I grillini non candidano Di Maio e Di Battista perché hanno paura di governare

Dal miles gloriosus di Plauto ai grillini: «Hic Rhodus, hic salta»Non serve certo aver frequentato il liceo classico per ricordare la frase spauracchio di ogni spaccone, la prova finestra anti-millanteria, la cartina di tornasole capace di smascherare qualsiasi rodomontata. Spaccone era quel soldato che nella commedia di Plauto si vantava di aver saltato da un piede all’altro del Colosso di Rodi.
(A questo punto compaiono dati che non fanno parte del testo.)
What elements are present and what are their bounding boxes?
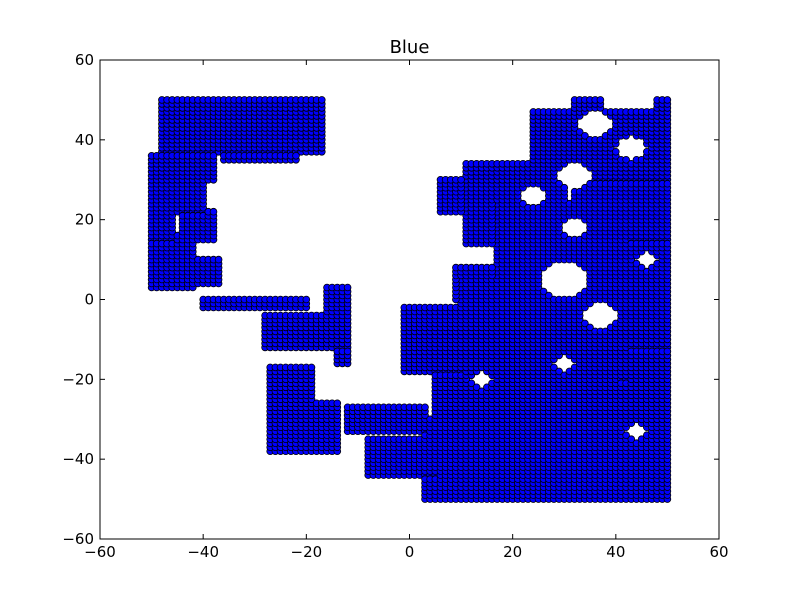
points-layer: [147, 96, 672, 503]
data-point: [302, 295, 311, 304]
chart-title: Blue: [390, 37, 430, 58]
data-point: [333, 399, 342, 408]
data-point: [421, 403, 429, 412]
data-point: [343, 283, 352, 292]
data-point: [457, 176, 465, 184]
data-point: [611, 148, 620, 156]
data-point: [292, 152, 300, 160]
data-point: [307, 363, 316, 372]
data-point: [209, 207, 218, 216]
data-point: [214, 255, 223, 264]
data-point: [560, 183, 569, 192]
data-point: [209, 152, 218, 160]
data-point: [317, 96, 326, 104]
data-point: [488, 263, 496, 272]
data-point: [343, 347, 352, 356]
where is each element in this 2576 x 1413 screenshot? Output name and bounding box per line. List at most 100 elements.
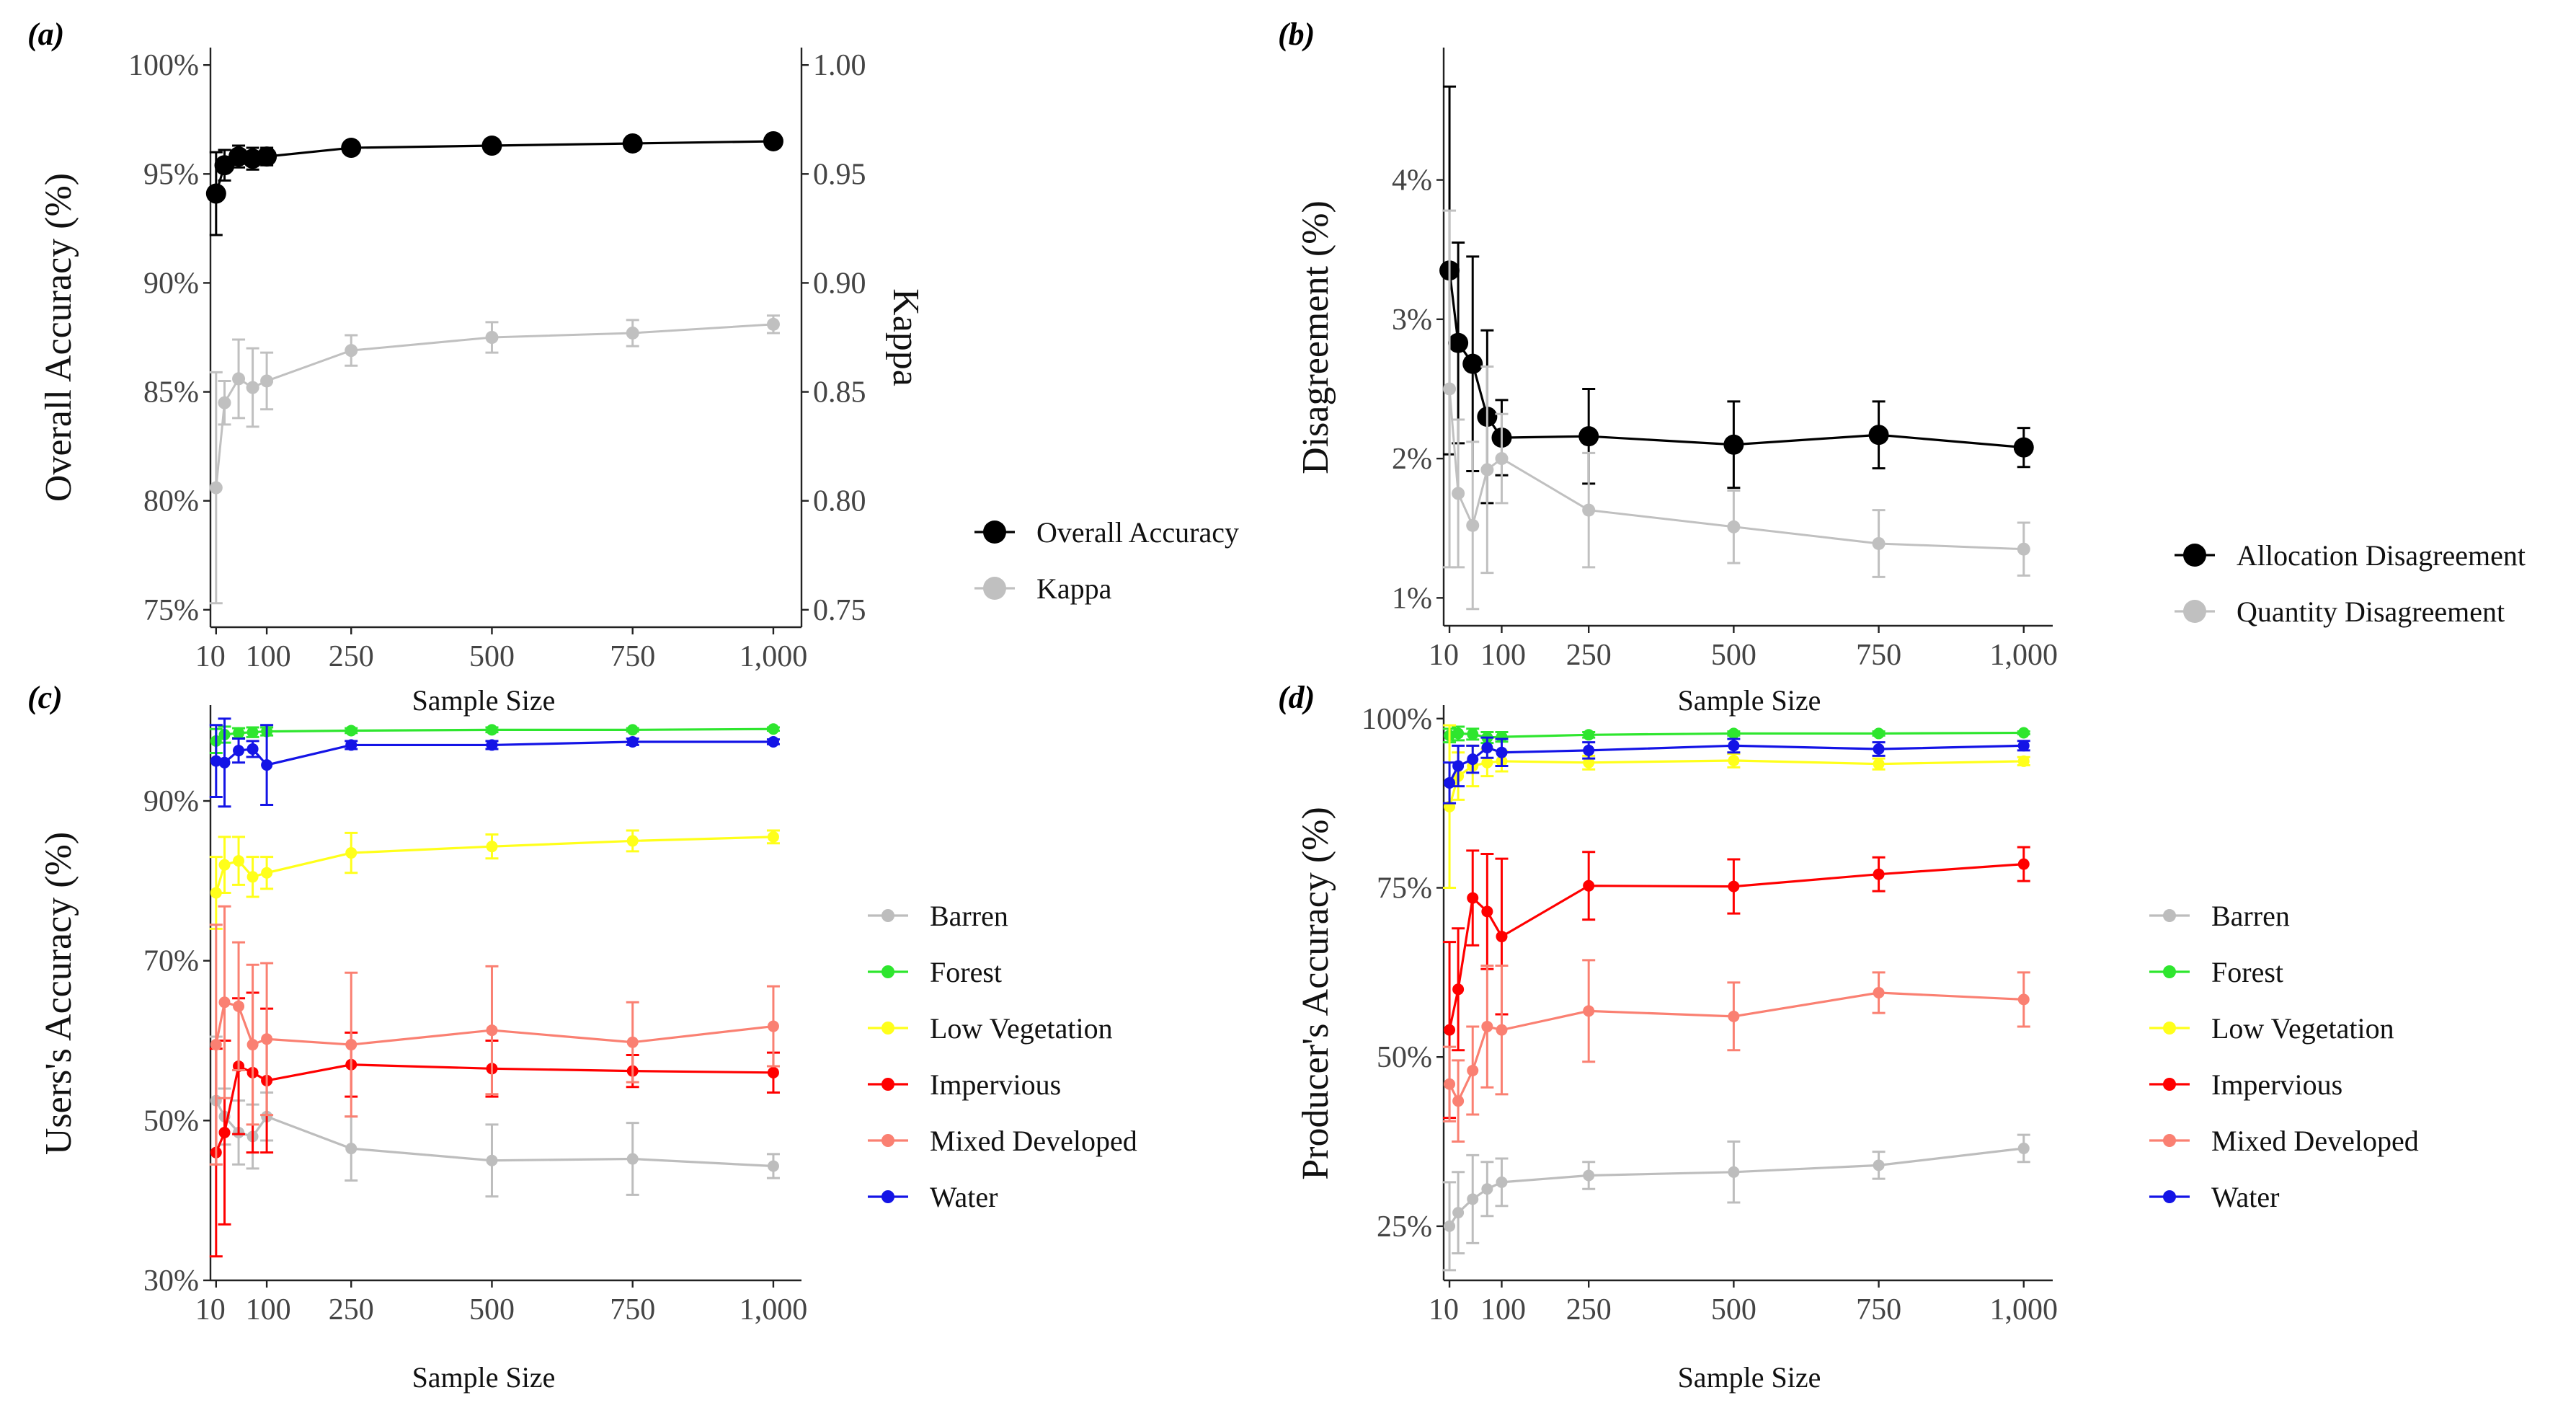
legend-marker [881, 1190, 894, 1203]
data-point [1452, 760, 1465, 772]
data-point [1728, 727, 1740, 740]
x-tick-label: 250 [329, 640, 374, 673]
data-point [1495, 452, 1509, 466]
y-tick-label: 50% [1377, 1041, 1432, 1074]
data-point [1728, 880, 1740, 892]
data-point [1728, 1010, 1740, 1022]
data-point [247, 743, 259, 755]
data-point [1873, 868, 1885, 880]
legend-marker [983, 577, 1006, 600]
y-tick-label: 1% [1392, 582, 1432, 615]
data-point [767, 1066, 779, 1078]
x-tick-label: 1,000 [740, 1293, 808, 1326]
x-tick-label: 500 [1711, 1293, 1756, 1326]
data-point [1467, 1193, 1479, 1205]
data-point [218, 859, 231, 871]
y-tick-label: 75% [1377, 872, 1432, 905]
data-point [1452, 1095, 1465, 1107]
series-impervious [1443, 846, 2030, 1120]
data-point [1873, 758, 1885, 770]
legend-label: Water [930, 1181, 998, 1213]
data-point [341, 138, 362, 159]
y-tick-label: 95% [143, 158, 199, 191]
legend-marker [881, 1022, 894, 1035]
y-axis-title: Overall Accuracy (%) [38, 173, 79, 502]
chart-panel-b: (b) 1% 2% 3% 4% 10 100 250 500 750 1,000 Sample Siz… [1278, 17, 2526, 717]
legend-marker [2183, 544, 2206, 567]
data-point [1583, 1005, 1595, 1017]
y-tick-label: 80% [143, 485, 199, 518]
x-tick-label: 750 [1856, 1293, 1901, 1326]
y-tick-label: 2% [1392, 443, 1432, 476]
y-tick-label: 90% [143, 785, 199, 818]
data-point [767, 830, 779, 843]
y-tick-label: 100% [1362, 703, 1432, 736]
series-line [1448, 1147, 2024, 1227]
legend-marker [2163, 1190, 2176, 1203]
data-point [626, 1036, 639, 1048]
data-point [345, 739, 357, 751]
data-point [486, 1154, 498, 1166]
y2-tick-label: 0.90 [813, 267, 866, 300]
series-mixed-developed [1443, 959, 2030, 1143]
data-point [1480, 463, 1494, 477]
data-point [626, 835, 639, 847]
x-tick-label: 10 [1429, 639, 1459, 672]
series-water [1443, 736, 2030, 805]
y-tick-label: 90% [143, 267, 199, 300]
data-point [1496, 1024, 1508, 1036]
data-point [218, 396, 231, 409]
series-line [215, 1063, 773, 1153]
x-tick-label: 1,000 [1990, 1293, 2058, 1326]
data-point [247, 871, 259, 883]
data-point [205, 183, 226, 204]
x-tick-label: 100 [246, 640, 291, 673]
data-point [2017, 755, 2030, 767]
legend-marker [2163, 1022, 2176, 1035]
legend-marker [2163, 909, 2176, 922]
data-point [345, 847, 357, 859]
data-point [767, 1160, 779, 1172]
data-point [1578, 426, 1599, 447]
data-point [486, 1024, 498, 1037]
legend-label: Forest [2211, 956, 2283, 988]
data-point [1452, 727, 1465, 740]
y2-axis-title: Kappa [885, 288, 926, 386]
data-point [2017, 542, 2030, 556]
y-tick-label: 25% [1377, 1210, 1432, 1244]
x-axis-title: Sample Size [412, 684, 556, 717]
x-tick-label: 10 [1429, 1293, 1459, 1326]
data-point [210, 1039, 222, 1051]
data-point [1868, 425, 1889, 446]
y2-tick-label: 0.75 [813, 594, 866, 627]
x-tick-label: 750 [610, 1293, 655, 1326]
data-point [1444, 1220, 1456, 1232]
x-tick-label: 500 [1711, 639, 1756, 672]
x-tick-label: 10 [195, 640, 226, 673]
data-point [1481, 1020, 1493, 1032]
data-point [1452, 1207, 1465, 1219]
data-point [1873, 727, 1885, 740]
panel-label: (d) [1278, 680, 1315, 715]
data-point [486, 739, 498, 751]
data-point [1728, 1166, 1740, 1178]
legend-marker [881, 1134, 894, 1147]
y-axis-title: Disagreement (%) [1295, 200, 1336, 474]
legend-label: Impervious [2211, 1068, 2342, 1101]
data-point [247, 726, 259, 738]
data-point [622, 133, 643, 154]
data-point [1723, 434, 1744, 455]
y-tick-label: 75% [143, 594, 199, 627]
data-point [1444, 1078, 1456, 1090]
legend-label: Forest [930, 956, 1002, 988]
x-tick-label: 100 [1480, 1293, 1526, 1326]
series-overall-accuracy [205, 130, 783, 236]
data-point [1583, 756, 1595, 768]
chart-panel-c: (c) 30% 50% 70% 90% 10 100 250 500 750 1,000 Sample… [27, 680, 1137, 1394]
x-tick-label: 500 [469, 640, 515, 673]
data-point [257, 146, 277, 167]
data-point [1728, 754, 1740, 766]
chart-panel-d: (d) 25% 50% 75% 100% 10 100 250 500 750 1,000 Sampl… [1278, 680, 2419, 1394]
data-point [1452, 983, 1465, 996]
data-point [233, 727, 245, 739]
E di averlo fatto in presenza di testimoni in grado di confermare quanto diceva. Ma un ascoltatore gli fece notare che non servivano testimoni e che gli sarebbe bastato ripetere la sua prodezza per essere creduto. Appunto, «qui è Rodi, qui salta».

Ai grillini piace l’opposizione: parlare è più facile di fare

Una metafora che sembra calzare a pennello per il M5S, movimento di fiera opposizione che si cimenta in funzioni di governo attivo solo in quel di Parma con l’eretico Federico Pizzarotti e a Livorno, dove però il sindaco Filippo Nogarin ha già fatto sapere che non si ricandiderà al termine del mandato. Della serie, «abbiamo già dato». Per il resto, i grillini promettono salti prodigiosi  e piroette elettrizzanti nel grigio cielo della politica egemonizzata dalla vecchia casta, brutta, sporca e cattiva riscuotendo per altro un notevole successo di pubblico, visto che anche i sondaggi più malevoli li danno ormai stabili intorno al 25 per cento, salvo poi rintanarsi inspiegabilmente nell’astrattezza di regole assurde quando si tratta di passare dal ruolo di opposizione “dura e pura” a quello di alternativa di governo. Uno immagina che dopo tanto predicare, criticare e insultare, i grillini non vedano l’ora di dimostrare per intero il loro valore e convincere tutti che il «qui è Rodi, qui salta» non li riguarda. Ma si sbaglia: prova ne sia che di fronte allo tsunami elettorale che si staglia all’orizzonte del prossimo anno con Roma, Milano, Napoli, Torino e Bologna al voto per scegliere i nuovo sindaci, la premiata ditta Grillo & Casaleggio stia facendo di tutto pur di non vincere. Potrebbero tagliare il traguardo della fascia tricolore Alessandro Di Battista e Luigi Di Maio, rispettivamente Roma e Napoli. Ma i due sono messi fuori gioco da regole interne, con buona pace di quanti li vorrebbero alla guida della propria città.

Paura di vincere a Roma e a Napoli. Ecco il “no” ai due deputati

Si può giurare che quelli del M5S obietteranno che loro sono diversi, che i loro deputati non lasciano una poltrona per occuparne un’altra, che bisogna partire dai programmi, che in definitiva i candidati li sceglie il cosiddetto popolo del web e via cazzeggiando. Insomma, il trionfo della procedura sulla politica. Chi ha ascoltato Di Battista intervistato da Maurizio BelpietroCanale 5 se ne sarà di sicuro reso conto. L’esponente grillino ha allontanato come un piatto avvelenato una sua eventuale nomination per Roma: «Escludo di candidarmi. Ho un mandato e lo porto a termine, preferisco continuare a occuparmi di politica estera e corruzione a livello nazionale». Di sicuro il mondo avrà tirato un sospiro di sollievo alla notizia che la corsa al Campidoglio non lo priverà del contributo di uno statista come Di Battista. In merito, la dottrina dei Cinquestelle non ammette deroghe: chi fa il deputato non può candidarsi a sindaco, neppure se è l’uomo giusto per vincere. La coerenza prima di tutto. Sarà, ma nulla può impedire che in noi s’insinui invece l’atroce dubbio che, proprio come il soldato sbeffeggiato da Plauto, i grllini siano bravi a saltare solo con le parole.